Die säkulare Ausrichtung der voraussichtlichen Wahlsieger ist im Realitätssinn der Schiiten begründet. Sie möchten im politischen Tagesgeschäft nicht vom Klerus geführt werden. Ein kurzer Blick auf den Nachbarn Iran ist den meisten genug, davon Abstand zu nehmen. Die Schiiten wissen, dass die eigentlichen Herren im Haus, die US-Besatzer, kaum eine irakische Regierung à la Teheran akzeptieren würden. Die Kurden, die die neue Regierung auf jeden Fall als Koalitionspartner braucht, würden ebenfalls nicht mitmachen. Eine schiitische Geistlichkeit als Regierung würde kurdische Unabhängigkeitsbestrebungen nur noch mehr verstärken.

Auch die sunnitischen arabischen Nachbarstaaten betrachten eine schiitische Macht in Bagdad mit allergrößtem Misstrauen. Das Gebot der Stunde für die irakischen Schiiten lautet also: moderat und bescheiden bleiben. Kein Wunder also, dass ihre politische Elite immer wieder betont, dass der Irak ein multireligiöser und multiethnischer Staat sei und auch die schiitische Mehrheit diesem Umstand Rechnung tragen werde.

Die Frage ist, wie lange dieser schiitische Konsens, die Geistlichkeit weitgehend aus der Politik herauszuhalten und trotz eines Wahlsieges nicht in Triumph gegenüber anderen zu verfallen, anhalten wird. Der Testlauf dafür steht schon bald an: Die wichtigste Aufgabe des neuen Parlaments, dessen Legislaturperiode laut Plan nur elf Monate dauern wird, ist es, dem Land eine neue, endgültige Verfassung zu geben.

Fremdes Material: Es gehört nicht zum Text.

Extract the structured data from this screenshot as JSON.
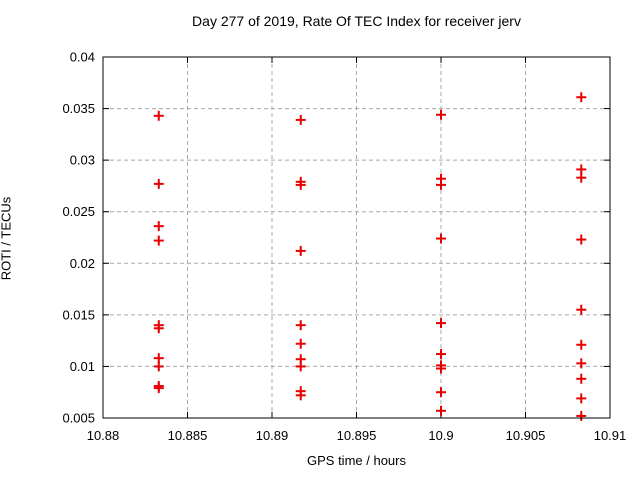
{
  "chart_data": {
    "type": "scatter",
    "title": "Day 277 of 2019, Rate Of TEC Index for receiver jerv",
    "xlabel": "GPS time / hours",
    "ylabel": "ROTI / TECUs",
    "xlim": [
      10.88,
      10.91
    ],
    "ylim": [
      0.005,
      0.04
    ],
    "xticks": [
      10.88,
      10.885,
      10.89,
      10.895,
      10.9,
      10.905,
      10.91
    ],
    "xtick_labels": [
      "10.88",
      "10.885",
      "10.89",
      "10.895",
      "10.9",
      "10.905",
      "10.91"
    ],
    "yticks": [
      0.005,
      0.01,
      0.015,
      0.02,
      0.025,
      0.03,
      0.035,
      0.04
    ],
    "ytick_labels": [
      "0.005",
      "0.01",
      "0.015",
      "0.02",
      "0.025",
      "0.03",
      "0.035",
      "0.04"
    ],
    "grid": true,
    "legend": "none",
    "marker": "plus",
    "marker_color": "#e60000",
    "grid_color": "#a8a8a8",
    "axis_color": "#000000",
    "points": [
      [
        10.8833,
        0.0343
      ],
      [
        10.8833,
        0.0277
      ],
      [
        10.8833,
        0.0236
      ],
      [
        10.8833,
        0.0222
      ],
      [
        10.8833,
        0.014
      ],
      [
        10.8833,
        0.0137
      ],
      [
        10.8833,
        0.0108
      ],
      [
        10.8833,
        0.01
      ],
      [
        10.8833,
        0.0081
      ],
      [
        10.8833,
        0.0079
      ],
      [
        10.8917,
        0.0339
      ],
      [
        10.8917,
        0.0279
      ],
      [
        10.8917,
        0.0276
      ],
      [
        10.8917,
        0.0212
      ],
      [
        10.8917,
        0.014
      ],
      [
        10.8917,
        0.0122
      ],
      [
        10.8917,
        0.0107
      ],
      [
        10.8917,
        0.01
      ],
      [
        10.8917,
        0.0076
      ],
      [
        10.8917,
        0.0072
      ],
      [
        10.9,
        0.0344
      ],
      [
        10.9,
        0.0282
      ],
      [
        10.9,
        0.0276
      ],
      [
        10.9,
        0.0224
      ],
      [
        10.9,
        0.0142
      ],
      [
        10.9,
        0.0112
      ],
      [
        10.9,
        0.0101
      ],
      [
        10.9,
        0.0098
      ],
      [
        10.9,
        0.0075
      ],
      [
        10.9,
        0.0057
      ],
      [
        10.9083,
        0.0361
      ],
      [
        10.9083,
        0.0291
      ],
      [
        10.9083,
        0.0283
      ],
      [
        10.9083,
        0.0223
      ],
      [
        10.9083,
        0.0155
      ],
      [
        10.9083,
        0.0121
      ],
      [
        10.9083,
        0.0103
      ],
      [
        10.9083,
        0.0088
      ],
      [
        10.9083,
        0.0069
      ],
      [
        10.9083,
        0.0052
      ]
    ]
  }
}
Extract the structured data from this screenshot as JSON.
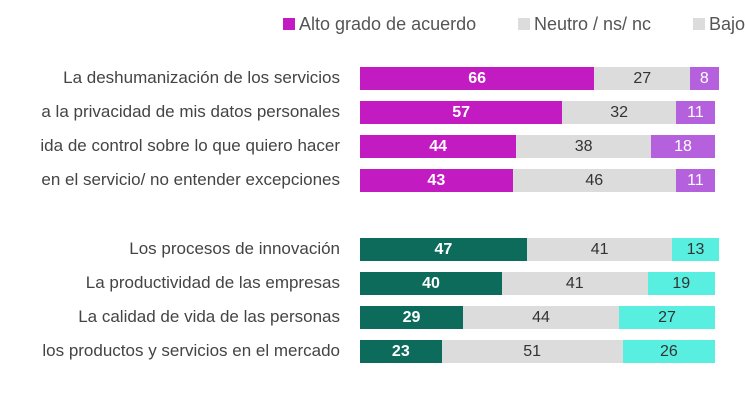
{
  "chart_data": {
    "type": "bar",
    "orientation": "horizontal",
    "stacked": true,
    "xlim": [
      0,
      100
    ],
    "legend": {
      "placement": "top",
      "entries": [
        {
          "label": "Alto grado de acuerdo",
          "key": "alto"
        },
        {
          "label": "Neutro / ns/ nc",
          "key": "neutro"
        },
        {
          "label": "Bajo",
          "key": "bajo"
        }
      ]
    },
    "groups": [
      {
        "colors": {
          "alto": "#c21bc2",
          "neutro": "#dcdcdc",
          "bajo": "#b561dd"
        },
        "label_colors": {
          "alto": "#ffffff",
          "neutro": "#333333",
          "bajo": "#ffffff"
        },
        "categories": [
          "La deshumanización de los servicios",
          "a la privacidad de mis datos personales",
          "ida de control sobre lo que quiero hacer",
          "en el servicio/ no entender excepciones"
        ],
        "series": [
          {
            "key": "alto",
            "name": "Alto grado de acuerdo",
            "values": [
              66,
              57,
              44,
              43
            ]
          },
          {
            "key": "neutro",
            "name": "Neutro / ns/ nc",
            "values": [
              27,
              32,
              38,
              46
            ]
          },
          {
            "key": "bajo",
            "name": "Bajo",
            "values": [
              8,
              11,
              18,
              11
            ]
          }
        ]
      },
      {
        "colors": {
          "alto": "#0c6b5a",
          "neutro": "#dcdcdc",
          "bajo": "#59efe0"
        },
        "label_colors": {
          "alto": "#ffffff",
          "neutro": "#333333",
          "bajo": "#333333"
        },
        "categories": [
          "Los procesos de innovación",
          "La productividad de las empresas",
          "La calidad de vida de las personas",
          "los productos y servicios en el mercado"
        ],
        "series": [
          {
            "key": "alto",
            "name": "Alto grado de acuerdo",
            "values": [
              47,
              40,
              29,
              23
            ]
          },
          {
            "key": "neutro",
            "name": "Neutro / ns/ nc",
            "values": [
              41,
              41,
              44,
              51
            ]
          },
          {
            "key": "bajo",
            "name": "Bajo",
            "values": [
              13,
              19,
              27,
              26
            ]
          }
        ]
      }
    ]
  },
  "legend_colors": {
    "alto": "#c21bc2",
    "neutro": "#dcdcdc",
    "bajo": "#dcdcdc"
  }
}
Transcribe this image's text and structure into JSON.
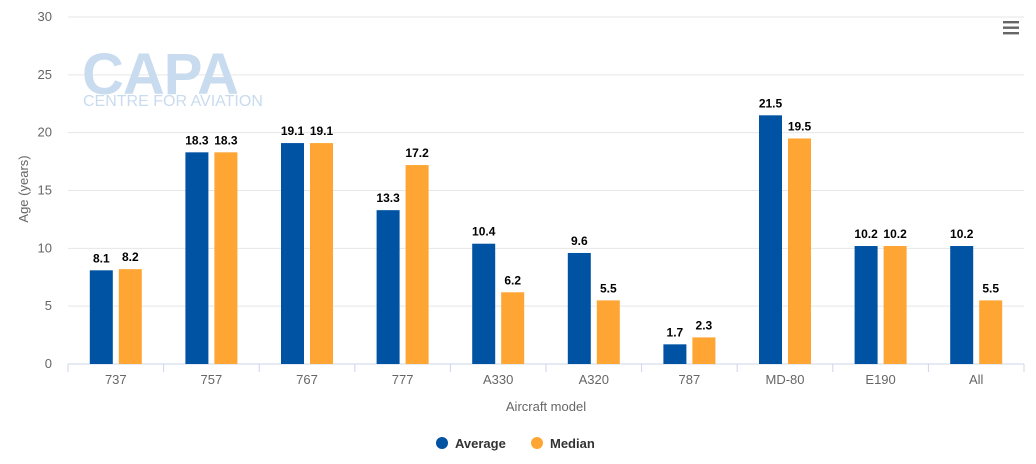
{
  "chart_data": {
    "type": "bar",
    "categories": [
      "737",
      "757",
      "767",
      "777",
      "A330",
      "A320",
      "787",
      "MD-80",
      "E190",
      "All"
    ],
    "series": [
      {
        "name": "Average",
        "color": "#0052a3",
        "values": [
          8.1,
          18.3,
          19.1,
          13.3,
          10.4,
          9.6,
          1.7,
          21.5,
          10.2,
          10.2
        ]
      },
      {
        "name": "Median",
        "color": "#ffa534",
        "values": [
          8.2,
          18.3,
          19.1,
          17.2,
          6.2,
          5.5,
          2.3,
          19.5,
          10.2,
          5.5
        ]
      }
    ],
    "xlabel": "Aircraft model",
    "ylabel": "Age (years)",
    "ylim": [
      0,
      30
    ],
    "yticks": [
      0,
      5,
      10,
      15,
      20,
      25,
      30
    ],
    "grid": true,
    "legend": "bottom-center"
  },
  "watermark": {
    "brand": "CAPA",
    "tagline": "CENTRE FOR AVIATION"
  },
  "menu_icon": "hamburger-menu-icon"
}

Dabei wird es auch darum gehen, die Rolle der Religion im Staat zu definieren. Für die Schiiten eine einzigartige Chance, dem Land auf Dauer ihren Stempel aufzudrücken. Spätestens dann wird sich auch zeigen, ob sich die Ajatollahs, wie jetzt ausgemacht, weiterhin damit begnügen, als spirituelle Vaterfiguren im Hintergrund zu wirken.